As Election Day draws near and polls put Martin O’Malley’s lead over Robert L. Ehrlich Jr. at five, eight, 10, 11 and 14 points, count on the New York Times for a little clarity.
The statistical gurus who run www.fivethirtyeight.com, compiling mountains of polling data in months leading up to the 2008 presidential election, have migrated their work to the Times and are keeping an eye on hundreds of midterm races. Among those, lucky for us, is the Maryland governor’s race.
They input all the publicly available data into their statistical model and spit out projected election results (O’Malley 53.7 percent, Ehrlich 43.7 percent on Oct. 26) and the chances that O’Malley hangs on to his seat (96.3 percent). A set of forecasts is listed at the bottom of the page.

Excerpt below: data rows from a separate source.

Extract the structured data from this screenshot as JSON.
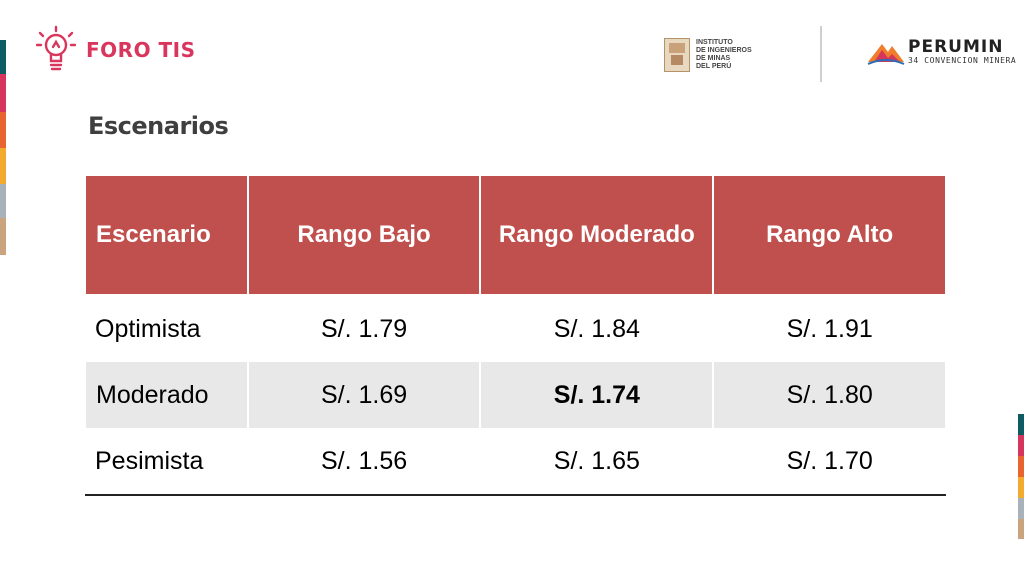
{
  "brand": {
    "name": "FORO TIS",
    "color": "#d9365e"
  },
  "institute_logo": {
    "text": "INSTITUTO\nDE INGENIEROS\nDE MINAS\nDEL PERÚ"
  },
  "perumin_logo": {
    "name": "PERUMIN",
    "subtitle": "34 CONVENCION MINERA"
  },
  "page_title": "Escenarios",
  "table": {
    "headers": [
      "Escenario",
      "Rango Bajo",
      "Rango Moderado",
      "Rango Alto"
    ],
    "rows": [
      [
        "Optimista",
        "S/. 1.79",
        "S/. 1.84",
        "S/. 1.91"
      ],
      [
        "Moderado",
        "S/. 1.69",
        "S/. 1.74",
        "S/. 1.80"
      ],
      [
        "Pesimista",
        "S/. 1.56",
        "S/. 1.65",
        "S/. 1.70"
      ]
    ],
    "header_color": "#c0504d",
    "highlighted_cell": "S/. 1.74"
  },
  "stripe_colors": [
    "#0e5c63",
    "#d6355d",
    "#e8652f",
    "#f2ab2f",
    "#a9b2b9",
    "#c9a47e"
  ]
}
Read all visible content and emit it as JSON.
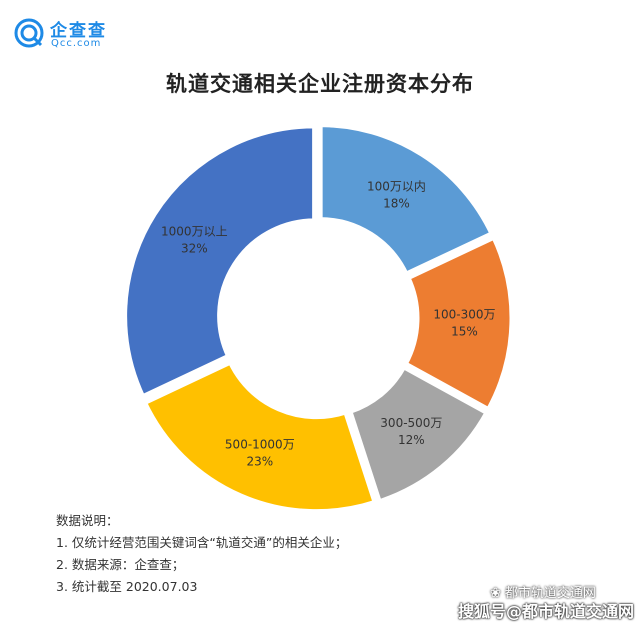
{
  "brand": {
    "name": "企查查",
    "domain": "Qcc.com",
    "color": "#1E8AE6"
  },
  "chart_data": {
    "type": "pie",
    "donut": true,
    "title": "轨道交通相关企业注册资本分布",
    "slices": [
      {
        "label": "100万以内",
        "value": 18,
        "pct_label": "18%",
        "color": "#5B9BD5"
      },
      {
        "label": "100-300万",
        "value": 15,
        "pct_label": "15%",
        "color": "#ED7D31"
      },
      {
        "label": "300-500万",
        "value": 12,
        "pct_label": "12%",
        "color": "#A5A5A5"
      },
      {
        "label": "500-1000万",
        "value": 23,
        "pct_label": "23%",
        "color": "#FFC000"
      },
      {
        "label": "1000万以上",
        "value": 32,
        "pct_label": "32%",
        "color": "#4472C4"
      }
    ]
  },
  "notes": {
    "heading": "数据说明：",
    "items": [
      "1. 仅统计经营范围关键词含“轨道交通”的相关企业；",
      "2. 数据来源：企查查；",
      "3. 统计截至 2020.07.03"
    ]
  },
  "watermark": {
    "account": "都市轨道交通网",
    "line2": "搜狐号@都市轨道交通网"
  }
}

Look at the data below the charts for the polls they use, and the weight assigned to each in the model. The Oct. 26 model likes the ABC/Post poll that showed O’Malley with a 54-40 lead the best.

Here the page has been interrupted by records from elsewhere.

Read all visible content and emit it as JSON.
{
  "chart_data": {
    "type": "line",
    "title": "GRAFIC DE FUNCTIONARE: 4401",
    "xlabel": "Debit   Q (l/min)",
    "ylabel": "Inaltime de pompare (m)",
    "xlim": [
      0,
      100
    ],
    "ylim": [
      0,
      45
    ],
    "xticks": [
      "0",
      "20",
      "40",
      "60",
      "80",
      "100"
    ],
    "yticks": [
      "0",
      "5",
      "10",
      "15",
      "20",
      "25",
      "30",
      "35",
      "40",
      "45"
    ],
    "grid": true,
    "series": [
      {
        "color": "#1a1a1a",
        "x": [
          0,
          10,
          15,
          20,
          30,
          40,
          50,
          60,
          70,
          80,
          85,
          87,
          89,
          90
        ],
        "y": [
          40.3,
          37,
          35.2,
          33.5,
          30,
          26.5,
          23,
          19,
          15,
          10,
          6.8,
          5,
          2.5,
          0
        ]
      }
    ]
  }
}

Ehrlich has dismissed the recent poll results, saying that an internal poll conducted by his campaign shows O’Malley only up 3 points.

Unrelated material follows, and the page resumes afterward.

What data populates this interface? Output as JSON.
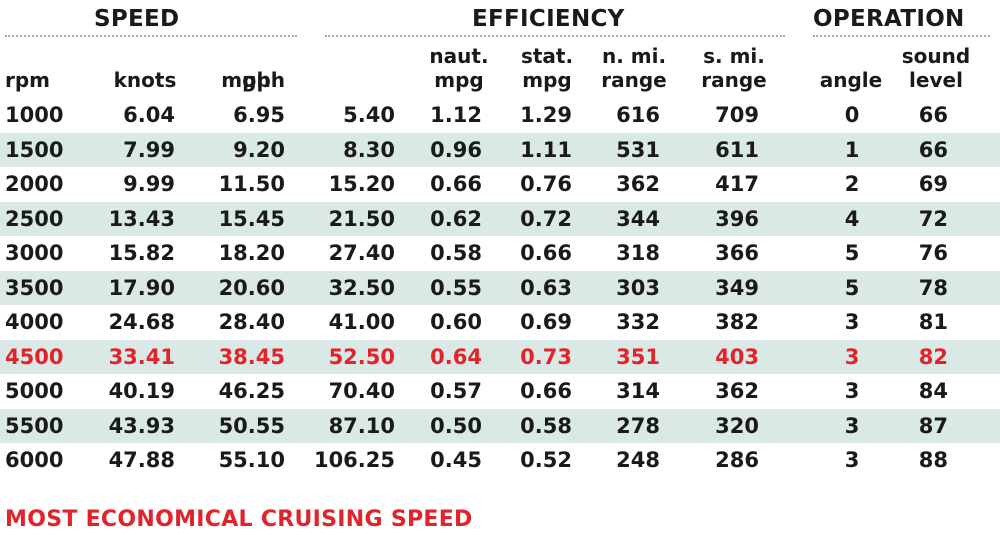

The trend in the race the statistical model reveals is interesting. The race was closest in the middle of July, with just a few fractions of a percentage point separating the candidates. But after that, O’Malley developed a small lead through the rest of the summer. He was the only candidate advertising at that point, using his sizable money advantage to buy up TV and radio spots.
O’Malley’s lead widened in September, when his attack ads began to hit. And in October, O’Malley’s lead really opened up, as individual polls have shown.